Anxious drivers may range from experiencing mild uneasiness while driving to full-fledged panic attacks. Regardless of which extreme you’re on, the fact still remains the same—panic and worry doesn’t help anything, particularly when driving. Here are some of the most practical tips for helping you stay cool and collected while driving in your car.
Practice Deep Breathing
One of the most effective methods for overcoming anxiety, whether you’re driving or taking a test, is deep breathing techniques. The more rapidly you breathe, the more the panic will set in, and the less oxygen will reach your brain. So, to avoid rapid breathing, take deep breaths, allowing your stomach to rise and exhale, and letting your stomach relax.

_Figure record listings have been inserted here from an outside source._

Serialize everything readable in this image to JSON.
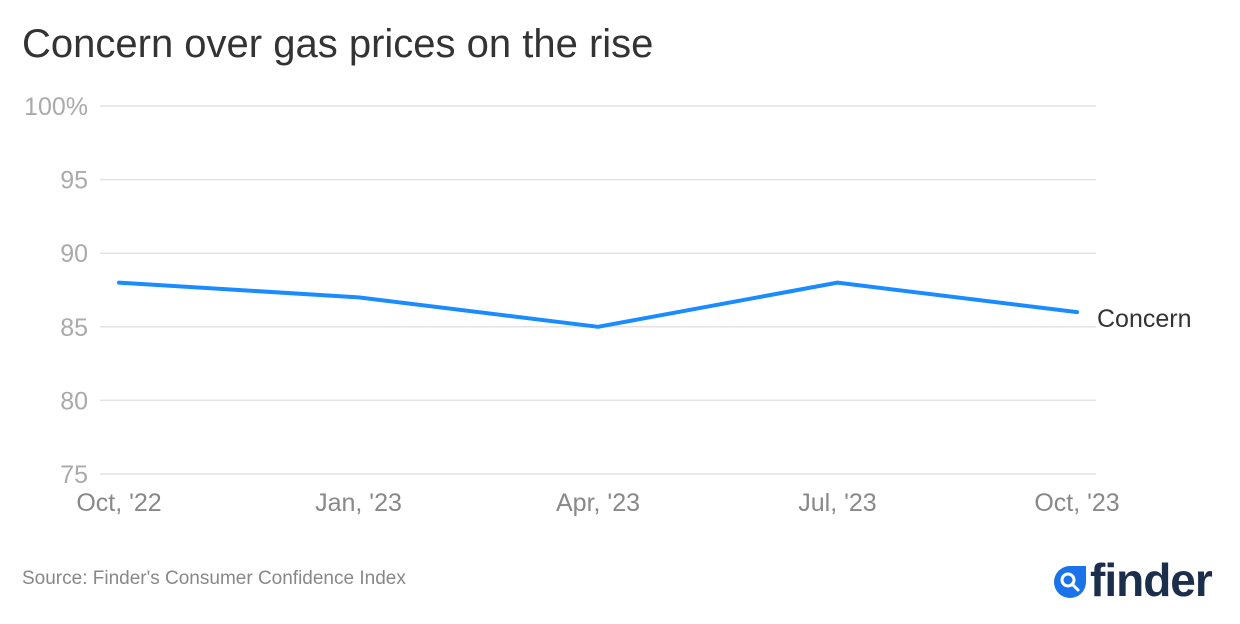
{
  "chart_data": {
    "type": "line",
    "title": "Concern over gas prices on the rise",
    "categories": [
      "Oct, '22",
      "Jan, '23",
      "Apr, '23",
      "Jul, '23",
      "Oct, '23"
    ],
    "series": [
      {
        "name": "Concern",
        "values": [
          88,
          87,
          85,
          88,
          86
        ],
        "color": "#1a8cff"
      }
    ],
    "ylim": [
      75,
      100
    ],
    "yticks": [
      {
        "value": 100,
        "label": "100%"
      },
      {
        "value": 95,
        "label": "95"
      },
      {
        "value": 90,
        "label": "90"
      },
      {
        "value": 85,
        "label": "85"
      },
      {
        "value": 80,
        "label": "80"
      },
      {
        "value": 75,
        "label": "75"
      }
    ],
    "grid": true,
    "xlabel": "",
    "ylabel": "",
    "legend": "inline-right"
  },
  "source": "Source: Finder's Consumer Confidence Index",
  "logo": {
    "text": "finder",
    "colors": {
      "icon": "#1a73e8",
      "text": "#1b2e4b"
    }
  }
}
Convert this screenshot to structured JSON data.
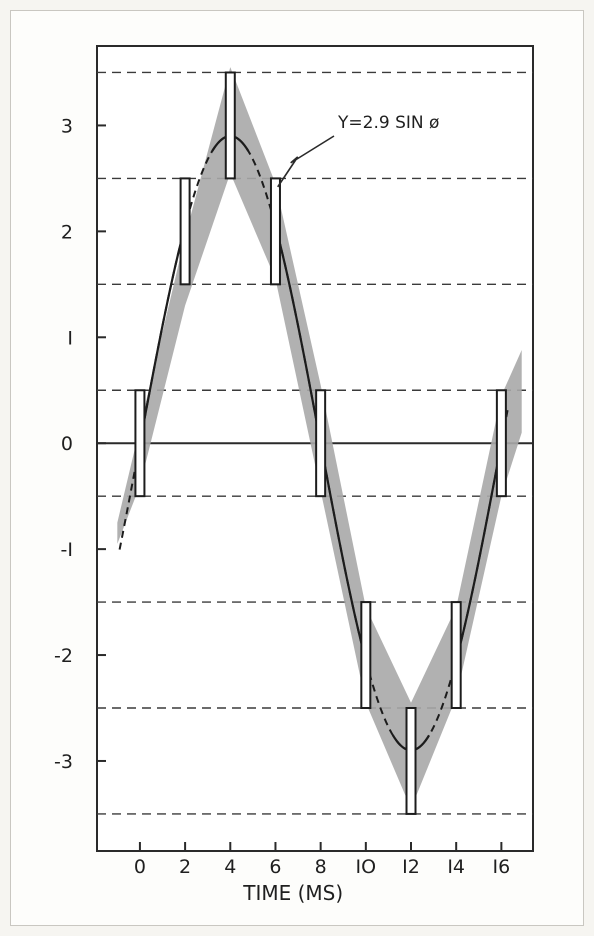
{
  "chart_data": {
    "type": "line",
    "title": "",
    "xlabel": "TIME (MS)",
    "ylabel": "",
    "xlim": [
      -1.9,
      17.4
    ],
    "ylim": [
      -3.85,
      3.75
    ],
    "x_ticks": [
      0,
      2,
      4,
      6,
      8,
      10,
      12,
      14,
      16
    ],
    "x_tick_labels": [
      "0",
      "2",
      "4",
      "6",
      "8",
      "IO",
      "I2",
      "I4",
      "I6"
    ],
    "y_ticks": [
      3,
      2,
      1,
      0,
      -1,
      -2,
      -3
    ],
    "y_tick_labels": [
      "3",
      "2",
      "I",
      "0",
      "-I",
      "-2",
      "-3"
    ],
    "dashed_reference_lines": [
      3.5,
      2.5,
      1.5,
      0.5,
      -0.5,
      -1.5,
      -2.5,
      -3.5
    ],
    "zero_line": 0,
    "grid": false,
    "annotation": {
      "text": "Y=2.9 SIN ø",
      "points_to": {
        "x": 6.1,
        "y": 2.42
      }
    },
    "series": [
      {
        "name": "",
        "style": "band",
        "x": [
          -1.0,
          0,
          2,
          4,
          6,
          8,
          10,
          12,
          14,
          16,
          16.9
        ],
        "lower": [
          -0.95,
          -0.4,
          1.3,
          2.55,
          1.55,
          -0.45,
          -2.45,
          -3.45,
          -2.4,
          -0.5,
          0.1
        ],
        "upper": [
          -0.75,
          0.15,
          1.95,
          3.55,
          2.45,
          0.55,
          -1.55,
          -2.45,
          -1.55,
          0.45,
          0.88
        ]
      },
      {
        "name": "",
        "style": "bars",
        "x": [
          0,
          2,
          4,
          6,
          8,
          10,
          12,
          14,
          16
        ],
        "lower": [
          -0.5,
          1.5,
          2.5,
          1.5,
          -0.5,
          -2.5,
          -3.5,
          -2.5,
          -0.5
        ],
        "upper": [
          0.5,
          2.5,
          3.5,
          2.5,
          0.5,
          -1.5,
          -2.5,
          -1.5,
          0.5
        ]
      },
      {
        "name": "Y=2.9 SIN ø",
        "style": "sine",
        "amplitude": 2.9,
        "period": 16,
        "x_range": [
          -0.9,
          16.3
        ],
        "solid_segments": [
          [
            0,
            2
          ],
          [
            3.2,
            4.8
          ],
          [
            6,
            8
          ],
          [
            8,
            10
          ],
          [
            11.2,
            12.8
          ],
          [
            14,
            16
          ]
        ]
      }
    ]
  }
}
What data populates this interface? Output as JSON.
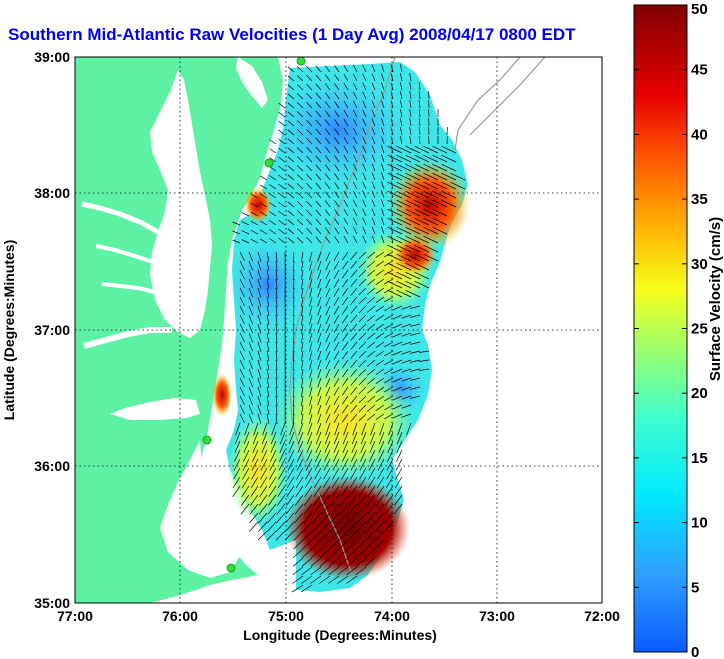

Make sure your breaths are slow and intentional, inhaling through your nostrils and exhaling out of your mouth. This controlled and mindful practice of breathing will help you lower your heart rate and decrease your stress levels. You’ll be much more capable of anticipating dangers and will have faster reaction times.
Know Your Car
You can think of your car as an extension of your body. Instead of seeing yourself as a passenger inside of a large machine, see the car as a part of you. Get to know all of the controls and features so that you know what to do in every situation.
Get to know how your mirrors are adjusted, how to use the turn signals, and how to put on the emergency brake. Do you know how to turn on your fog lights? The more familiar you are with the ins and outs of your car, the more confident you’ll feel driving in any condition.
One of the biggest causes of driving anxiety is not being familiar with your route. As soon as anxious drivers step outside of their typical comfort zone, they tend to panic. GPS can be extremely helpful for helping you not only plan your routes in advance but anticipate any one-way roads, stop signs or traffic jams. Ideally, your GPS should be voice-controlled so that you don’t have to fiddle with screens or take your eyes away from the road. However, some newer cars have screens built into the dashboard, which can make it easier to glance at your GPS screen rather than on your phone.